La clé du renversement ivoirien réside dans l’intensité retrouvée. Plus agressifs dans les duels, plus précis dans les transmissions et plus constants dans la projection offensive, les Éléphants ont imposé un tempo que le Gabon n’a plus été en mesure de suivre. La baisse physique gabonaise, notamment sur les couloirs, a été exploitée avec intelligence par une équipe ivoirienne désormais mieux organisée.
Au-delà du score, ce match a confirmé la profondeur de l’effectif ivoirien. La rotation opérée depuis le début de la compétition, assumée par le sélectionneur, a permis à l’équipe de conserver une fraîcheur décisive dans le dernier tiers de la rencontre. La gestion de l’erreur du gardien Alban Lafont, traitée sans dramatisation, témoigne également d’un climat de confiance indispensable dans les phases à élimination directe.

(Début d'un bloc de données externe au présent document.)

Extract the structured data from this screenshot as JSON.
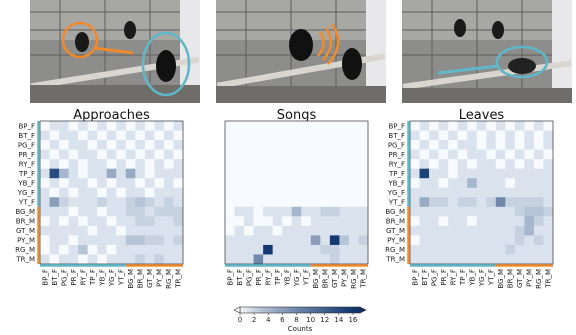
{
  "colorbar": {
    "label": "Counts",
    "ticks": [
      0,
      2,
      4,
      6,
      8,
      10,
      12,
      14,
      16
    ],
    "range": [
      0,
      17
    ],
    "colors": [
      "#f7fbff",
      "#08306b"
    ]
  },
  "groups": {
    "female_color": "#5fb8c9",
    "male_color": "#f08a2c"
  },
  "chart_data": [
    {
      "type": "heatmap",
      "title": "Approaches",
      "row_labels": [
        "BP_F",
        "BT_F",
        "PG_F",
        "PR_F",
        "RY_F",
        "TP_F",
        "YB_F",
        "YG_F",
        "YT_F",
        "BG_M",
        "BR_M",
        "GT_M",
        "PY_M",
        "RG_M",
        "TR_M"
      ],
      "col_labels": [
        "BP_F",
        "BT_F",
        "PG_F",
        "PR_F",
        "RY_F",
        "TP_F",
        "YB_F",
        "YG_F",
        "YT_F",
        "BG_M",
        "BR_M",
        "GT_M",
        "PY_M",
        "RG_M",
        "TR_M"
      ],
      "values": [
        [
          0,
          1,
          1,
          0,
          1,
          0,
          1,
          0,
          1,
          0,
          1,
          0,
          1,
          0,
          1
        ],
        [
          1,
          0,
          1,
          1,
          0,
          1,
          0,
          1,
          0,
          1,
          0,
          1,
          0,
          1,
          0
        ],
        [
          0,
          1,
          0,
          1,
          1,
          0,
          1,
          0,
          1,
          0,
          1,
          0,
          1,
          0,
          1
        ],
        [
          1,
          0,
          1,
          0,
          1,
          1,
          0,
          1,
          0,
          1,
          0,
          1,
          0,
          1,
          0
        ],
        [
          0,
          1,
          0,
          1,
          0,
          1,
          1,
          0,
          1,
          0,
          1,
          0,
          1,
          0,
          1
        ],
        [
          1,
          14,
          4,
          1,
          0,
          1,
          1,
          5,
          1,
          5,
          1,
          0,
          1,
          1,
          1
        ],
        [
          0,
          1,
          0,
          1,
          1,
          0,
          1,
          0,
          1,
          1,
          0,
          1,
          0,
          1,
          0
        ],
        [
          1,
          0,
          1,
          0,
          1,
          1,
          0,
          1,
          0,
          1,
          1,
          0,
          1,
          1,
          1
        ],
        [
          1,
          6,
          2,
          1,
          1,
          1,
          2,
          1,
          1,
          2,
          3,
          2,
          1,
          2,
          1
        ],
        [
          1,
          1,
          1,
          0,
          1,
          1,
          0,
          1,
          1,
          2,
          2,
          1,
          2,
          2,
          2
        ],
        [
          0,
          1,
          0,
          1,
          0,
          1,
          1,
          0,
          1,
          1,
          2,
          2,
          1,
          1,
          2
        ],
        [
          1,
          1,
          1,
          1,
          1,
          0,
          1,
          1,
          0,
          1,
          1,
          1,
          1,
          1,
          1
        ],
        [
          0,
          1,
          1,
          0,
          1,
          1,
          1,
          1,
          1,
          3,
          3,
          2,
          2,
          1,
          2
        ],
        [
          0,
          1,
          0,
          1,
          3,
          0,
          1,
          0,
          1,
          1,
          1,
          1,
          1,
          1,
          1
        ],
        [
          1,
          0,
          1,
          1,
          0,
          1,
          0,
          1,
          1,
          1,
          2,
          1,
          2,
          1,
          1
        ]
      ]
    },
    {
      "type": "heatmap",
      "title": "Songs",
      "row_labels": [],
      "col_labels": [
        "BP_F",
        "BT_F",
        "PG_F",
        "PR_F",
        "RY_F",
        "TP_F",
        "YB_F",
        "YG_F",
        "YT_F",
        "BG_M",
        "BR_M",
        "GT_M",
        "PY_M",
        "RG_M",
        "TR_M"
      ],
      "values": [
        [
          0,
          0,
          0,
          0,
          0,
          0,
          0,
          0,
          0,
          0,
          0,
          0,
          0,
          0,
          0
        ],
        [
          0,
          0,
          0,
          0,
          0,
          0,
          0,
          0,
          0,
          0,
          0,
          0,
          0,
          0,
          0
        ],
        [
          0,
          0,
          0,
          0,
          0,
          0,
          0,
          0,
          0,
          0,
          0,
          0,
          0,
          0,
          0
        ],
        [
          0,
          0,
          0,
          0,
          0,
          0,
          0,
          0,
          0,
          0,
          0,
          0,
          0,
          0,
          0
        ],
        [
          0,
          0,
          0,
          0,
          0,
          0,
          0,
          0,
          0,
          0,
          0,
          0,
          0,
          0,
          0
        ],
        [
          0,
          0,
          0,
          0,
          0,
          0,
          0,
          0,
          0,
          0,
          0,
          0,
          0,
          0,
          0
        ],
        [
          0,
          0,
          0,
          0,
          0,
          0,
          0,
          0,
          0,
          0,
          0,
          0,
          0,
          0,
          0
        ],
        [
          0,
          0,
          0,
          0,
          0,
          0,
          0,
          0,
          0,
          0,
          0,
          0,
          0,
          0,
          0
        ],
        [
          0,
          0,
          0,
          0,
          0,
          0,
          0,
          0,
          0,
          0,
          0,
          0,
          0,
          0,
          0
        ],
        [
          0,
          1,
          1,
          0,
          1,
          1,
          1,
          4,
          1,
          1,
          2,
          2,
          1,
          1,
          1
        ],
        [
          0,
          0,
          1,
          0,
          0,
          1,
          0,
          1,
          0,
          1,
          1,
          1,
          1,
          1,
          1
        ],
        [
          0,
          1,
          0,
          1,
          1,
          0,
          1,
          1,
          1,
          1,
          1,
          1,
          1,
          1,
          1
        ],
        [
          1,
          1,
          1,
          1,
          1,
          1,
          1,
          1,
          1,
          6,
          1,
          16,
          3,
          1,
          2
        ],
        [
          1,
          1,
          1,
          1,
          16,
          1,
          1,
          1,
          1,
          1,
          2,
          2,
          1,
          1,
          1
        ],
        [
          1,
          1,
          1,
          8,
          1,
          1,
          1,
          1,
          1,
          1,
          1,
          2,
          1,
          1,
          1
        ]
      ]
    },
    {
      "type": "heatmap",
      "title": "Leaves",
      "row_labels": [
        "BP_F",
        "BT_F",
        "PG_F",
        "PR_F",
        "RY_F",
        "TP_F",
        "YB_F",
        "YG_F",
        "YT_F",
        "BG_M",
        "BR_M",
        "GT_M",
        "PY_M",
        "RG_M",
        "TR_M"
      ],
      "col_labels": [
        "BP_F",
        "BT_F",
        "PG_F",
        "PR_F",
        "RY_F",
        "TP_F",
        "YB_F",
        "YG_F",
        "YT_F",
        "BG_M",
        "BR_M",
        "GT_M",
        "PY_M",
        "RG_M",
        "TR_M"
      ],
      "values": [
        [
          0,
          1,
          0,
          1,
          0,
          1,
          0,
          1,
          0,
          1,
          0,
          1,
          0,
          1,
          0
        ],
        [
          1,
          0,
          1,
          0,
          1,
          0,
          1,
          0,
          1,
          0,
          1,
          0,
          1,
          0,
          1
        ],
        [
          0,
          1,
          0,
          1,
          0,
          1,
          1,
          0,
          1,
          0,
          1,
          0,
          1,
          0,
          1
        ],
        [
          1,
          0,
          1,
          0,
          1,
          0,
          1,
          1,
          0,
          1,
          0,
          1,
          0,
          1,
          0
        ],
        [
          0,
          1,
          0,
          1,
          0,
          1,
          0,
          1,
          1,
          0,
          1,
          0,
          1,
          0,
          1
        ],
        [
          1,
          15,
          1,
          1,
          0,
          1,
          1,
          1,
          1,
          1,
          1,
          1,
          1,
          1,
          1
        ],
        [
          0,
          1,
          1,
          0,
          1,
          1,
          4,
          1,
          1,
          1,
          0,
          1,
          1,
          1,
          1
        ],
        [
          1,
          1,
          1,
          1,
          1,
          1,
          1,
          1,
          1,
          1,
          1,
          1,
          1,
          1,
          1
        ],
        [
          1,
          5,
          2,
          2,
          1,
          2,
          2,
          1,
          2,
          8,
          2,
          2,
          2,
          2,
          1
        ],
        [
          1,
          1,
          1,
          1,
          1,
          1,
          1,
          1,
          1,
          1,
          1,
          2,
          3,
          3,
          2
        ],
        [
          0,
          1,
          1,
          0,
          1,
          1,
          0,
          1,
          1,
          1,
          1,
          1,
          4,
          2,
          1
        ],
        [
          1,
          1,
          1,
          1,
          1,
          1,
          1,
          1,
          1,
          1,
          1,
          2,
          4,
          1,
          1
        ],
        [
          0,
          1,
          1,
          1,
          1,
          1,
          1,
          1,
          1,
          1,
          1,
          2,
          1,
          2,
          1
        ],
        [
          1,
          1,
          1,
          1,
          1,
          1,
          1,
          1,
          1,
          1,
          2,
          1,
          1,
          1,
          1
        ],
        [
          1,
          1,
          1,
          1,
          1,
          1,
          1,
          1,
          1,
          1,
          1,
          1,
          1,
          1,
          1
        ]
      ]
    }
  ]
}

Côté gabonais, la désillusion est profonde. Mouyouma Thierry a dressé un constat lucide, pointant la dépendance à un noyau réduit de joueurs et l’absence de solutions lorsque l’intensité monte. Le recul du bloc et l’incapacité à corriger les problèmes de largeur en seconde période ont précipité la chute d’une équipe pourtant séduisante avant la pause.
En terminant en tête de son groupe, la Côte d’Ivoire envoie un message clair à ses futurs adversaires : cette équipe sait souffrir, corriger et frapper au moment opportun. Face au Burkina Faso en huitièmes de finale, les Éléphants devront afficher davantage de maîtrise sur l’ensemble du match, mais cette victoire renversante pourrait bien servir de socle fondateur pour la suite de leur aventure continentale.